GRIAL : Puissances de l'oubli

Federico Bravo

L’oubli comme la mémoire obéit à des fonctionnalités sélectives qui développent leur propre temporalité. Parce qu’elle met en cause non seulement des chronologies diverses mais aussi des plans de conscience différents, la mémoire divise le sujet, qui trouve dans ce dédoublement passager mais radical le fondement paradoxal de son identité singulière. Reviviscence d’un passé réinvesti, la mémoire est le lieu de la conversion incessante de l’absence en re-présentation : plus qu’une appréhension du temps, sa compréhension. Si la mémoire est, selon l’inusable formule de Valéry, l’avenir du passé, c’est parce que, à sa manière, elle institue une forme de panchronie. La mémoire, souligne Bergson, intercale le passé dans le présent, contractant dans une intuition unique des moments multiples de la durée : ce sont les plis du temps où se logent, aux prises avec la pensée chronologique, les diaprures de la pensée analogique. Que l’avenir s’en mêle ou s’y insinue, et c’est la mémoire du futur qui se profile avec sa cohorte de rétrocipations, de futurs antérieurs et de plagiats par anticipation.

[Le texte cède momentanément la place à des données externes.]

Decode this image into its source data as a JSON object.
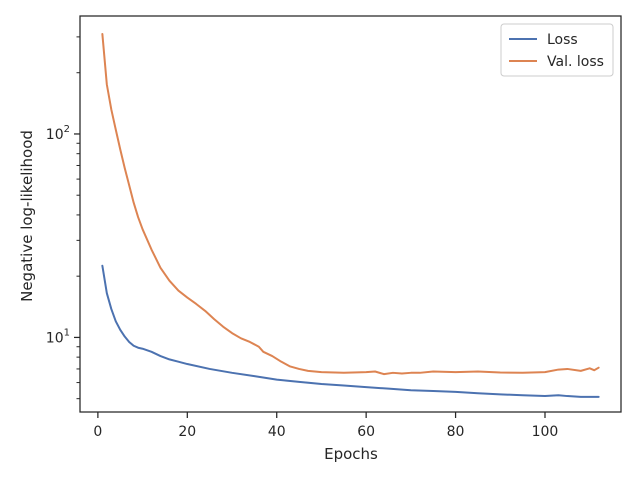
{
  "chart_data": {
    "type": "line",
    "title": "",
    "xlabel": "Epochs",
    "ylabel": "Negative log-likelihood",
    "yscale": "log",
    "xlim": [
      -4,
      117
    ],
    "ylim": [
      4.3,
      380
    ],
    "xticks": [
      0,
      20,
      40,
      60,
      80,
      100
    ],
    "xtick_labels": [
      "0",
      "20",
      "40",
      "60",
      "80",
      "100"
    ],
    "yticks": [
      10,
      100
    ],
    "ytick_labels": [
      "10¹",
      "10²"
    ],
    "grid": false,
    "legend": "top-right",
    "series": [
      {
        "name": "Loss",
        "color": "#4c72b0",
        "x": [
          1,
          2,
          3,
          4,
          5,
          6,
          7,
          8,
          9,
          10,
          12,
          14,
          16,
          18,
          20,
          25,
          30,
          35,
          40,
          45,
          50,
          55,
          60,
          65,
          70,
          75,
          80,
          85,
          90,
          95,
          100,
          103,
          105,
          108,
          110,
          112
        ],
        "y": [
          22.5,
          16.5,
          13.8,
          12.0,
          10.9,
          10.1,
          9.5,
          9.1,
          8.9,
          8.8,
          8.5,
          8.1,
          7.8,
          7.6,
          7.4,
          7.0,
          6.7,
          6.45,
          6.2,
          6.05,
          5.9,
          5.8,
          5.7,
          5.6,
          5.5,
          5.45,
          5.4,
          5.32,
          5.25,
          5.2,
          5.15,
          5.2,
          5.15,
          5.1,
          5.1,
          5.1
        ]
      },
      {
        "name": "Val. loss",
        "color": "#dd8452",
        "x": [
          1,
          2,
          3,
          4,
          5,
          6,
          7,
          8,
          9,
          10,
          12,
          14,
          16,
          18,
          20,
          22,
          24,
          26,
          28,
          30,
          32,
          34,
          36,
          37,
          39,
          41,
          43,
          45,
          47,
          50,
          55,
          60,
          62,
          64,
          66,
          68,
          70,
          72,
          75,
          80,
          85,
          90,
          95,
          100,
          103,
          105,
          108,
          110,
          111,
          112
        ],
        "y": [
          310,
          175,
          132,
          105,
          84,
          68,
          56,
          46,
          39,
          34,
          27,
          22,
          19,
          17,
          15.7,
          14.6,
          13.5,
          12.3,
          11.3,
          10.5,
          9.9,
          9.5,
          9.0,
          8.5,
          8.1,
          7.6,
          7.2,
          7.0,
          6.85,
          6.75,
          6.7,
          6.75,
          6.8,
          6.6,
          6.7,
          6.65,
          6.7,
          6.7,
          6.8,
          6.75,
          6.8,
          6.72,
          6.7,
          6.75,
          6.95,
          7.0,
          6.85,
          7.05,
          6.9,
          7.1
        ]
      }
    ]
  }
}
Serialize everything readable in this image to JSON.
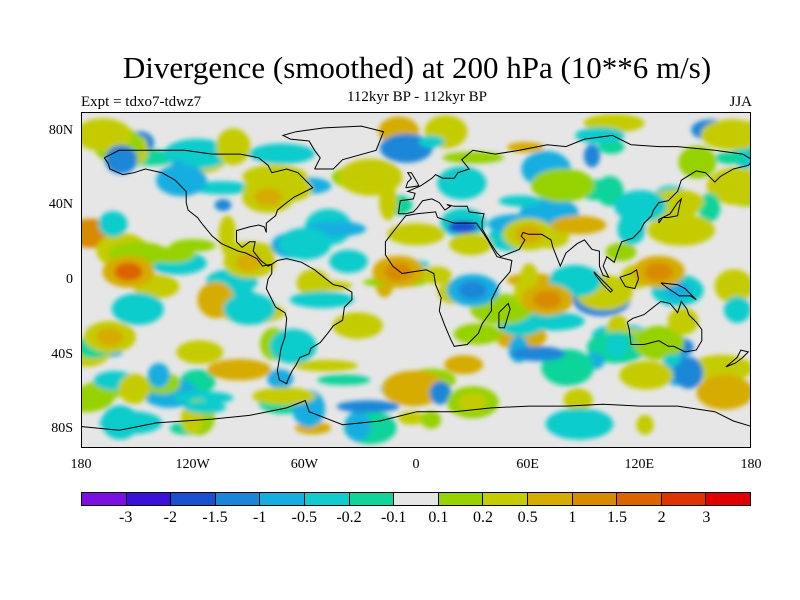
{
  "title": "Divergence (smoothed) at 200 hPa (10**6 m/s)",
  "subtitle": "112kyr BP - 112kyr BP",
  "experiment": "Expt = tdxo7-tdwz7",
  "season": "JJA",
  "map": {
    "lon_range": [
      -180,
      180
    ],
    "lat_range": [
      -90,
      90
    ],
    "background_color": "#e6e6e6",
    "coastline_color": "#000000"
  },
  "lat_ticks": [
    {
      "value": 80,
      "label": "80N"
    },
    {
      "value": 40,
      "label": "40N"
    },
    {
      "value": 0,
      "label": "0"
    },
    {
      "value": -40,
      "label": "40S"
    },
    {
      "value": -80,
      "label": "80S"
    }
  ],
  "lon_ticks": [
    {
      "value": -180,
      "label": "180"
    },
    {
      "value": -120,
      "label": "120W"
    },
    {
      "value": -60,
      "label": "60W"
    },
    {
      "value": 0,
      "label": "0"
    },
    {
      "value": 60,
      "label": "60E"
    },
    {
      "value": 120,
      "label": "120E"
    },
    {
      "value": 180,
      "label": "180"
    }
  ],
  "colorbar": {
    "colors": [
      "#7b10e0",
      "#3a10d8",
      "#1a4fd0",
      "#1a86d8",
      "#16aee0",
      "#10cccc",
      "#10d49a",
      "#e6e6e6",
      "#96d200",
      "#c4cc00",
      "#d6ac00",
      "#d88a00",
      "#dc6400",
      "#de3400",
      "#e00000"
    ],
    "labels": [
      "-3",
      "-2",
      "-1.5",
      "-1",
      "-0.5",
      "-0.2",
      "-0.1",
      "0.1",
      "0.2",
      "0.5",
      "1",
      "1.5",
      "2",
      "3"
    ]
  },
  "chart_data": {
    "type": "heatmap",
    "variable": "Divergence (smoothed) at 200 hPa",
    "units": "10**6 m/s",
    "approx_features": [
      {
        "lon": 30,
        "lat": -5,
        "value": -1.5
      },
      {
        "lon": 140,
        "lat": -5,
        "value": -1.0
      },
      {
        "lon": 120,
        "lat": 40,
        "value": -0.5
      },
      {
        "lon": -60,
        "lat": 20,
        "value": -0.5
      },
      {
        "lon": -90,
        "lat": -15,
        "value": -0.5
      },
      {
        "lon": -150,
        "lat": -15,
        "value": -0.5
      },
      {
        "lon": 85,
        "lat": 0,
        "value": -0.5
      },
      {
        "lon": -155,
        "lat": 5,
        "value": 1.5
      },
      {
        "lon": -10,
        "lat": 5,
        "value": 1.0
      },
      {
        "lon": 60,
        "lat": 25,
        "value": 0.5
      },
      {
        "lon": 130,
        "lat": 5,
        "value": 1.0
      },
      {
        "lon": -90,
        "lat": 10,
        "value": 0.5
      },
      {
        "lon": -80,
        "lat": 45,
        "value": 0.5
      },
      {
        "lon": 70,
        "lat": -10,
        "value": 1.0
      },
      {
        "lon": -165,
        "lat": -30,
        "value": 0.5
      },
      {
        "lon": 30,
        "lat": -65,
        "value": 0.2
      }
    ]
  }
}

Dans cette temporalité en suspens où la mémoire fait l’expérience d’un temps déconstruit, l’oubli apparaît comme « le grand gestionnaire de la mémoire », pour reprendre l’expression d’Yveline Rey.

L’extension de cette approche panchronique au signifiant textuel, invite à problématiser la notion de dette ou d’emprunt et à entreprendre un travail de deshistoricisation de certains faits littéraires que l’on peut considérer comme immanents à la configuration du diagramme : face à la mémoire – linguistique, littéraire – de l’écrivain, si souvent invoquée dans les études sur l’intertextualité toujours aussi foisonnantes, le moment est sans doute venu de souligner la productivité de l’oubli sans lequel il ne peut y avoir de mémoire, c’est-à-dire du savoir qui, ni oublié ni refoulé, est purement et simplement ignoré et qui partant mène tout droit à la découverte. Les déjà-vu de l’histoire ne sont pas toujours des emprunts mais des invariants qui souvent ne doivent leur répétition – toujours singulative – qu’au langage qui les porte en tant qu’intertexte premier. En d’autres termes, toute réminiscence n’est pas nécessairement l’effet d’un dialogue intertextuel ou d’une réappropriation : il arrive parfois que la même « découverte », pour ainsi dire inscrite dans le code génétique du signifiant, se produise à plusieurs siècles d’écart sans qu’il y ait forcément dette ou emprunt. Aussi est-il permis de postuler pour certains jeux linguistiques comme pour certains invariants sémiotiques, textuels ou rhétoriques (que l’on tiendra, malgré leur récurrence transhistorique, pour spontanés) une autre appréhension, déconnectée de toute idée de filiation et de toute considération temporelle.
Oubli n’est pas défaillance, même si l’inventaire de ses troubles – du mot récalcitrant qu’on a sur le bout de la langue aux formes les plus sévères de l’amnésie – est particulièrement fourni. On sait qu’il n’y a pas de mémoire sans oubli ; on sait moins que, sans oubli, il n’y a pas de mémoire : plus qu’une nécessité, l’oubli est aussi, contre les tyrannies de la mémoire, une forme de liberté. Cette intelligence de l’oubli, un conte traditionnel d’Ibn Manzûr en dit admirablement les pouvoirs qui met en scène le poète arabo-persan Abû Nuwâs lequel, après avoir dû apprendre par cœur un millier d’extraits d’odes et de chants, fut sommé par son maître de tous les oublier avant de se voir accorder l’autorisation de composer le moindre vers. Sans doute est-ce ce double travail d’apprentissage et de désapprentissage qui fonde et spécifie le travail du créateur, quelle qu’en soit l’expression – littéraire, picturale, musicale. Trace présente d’un passé qui n’est plus, le sens a partie liée avec l’absence qui n’est dans bien des cas qu’un trop plein de signifiance : la psychanalyse ne nous apprend que trop cette vérité souvent oubliée que l’oubli n’est parfois qu’une forme exacerbée de la mémoire.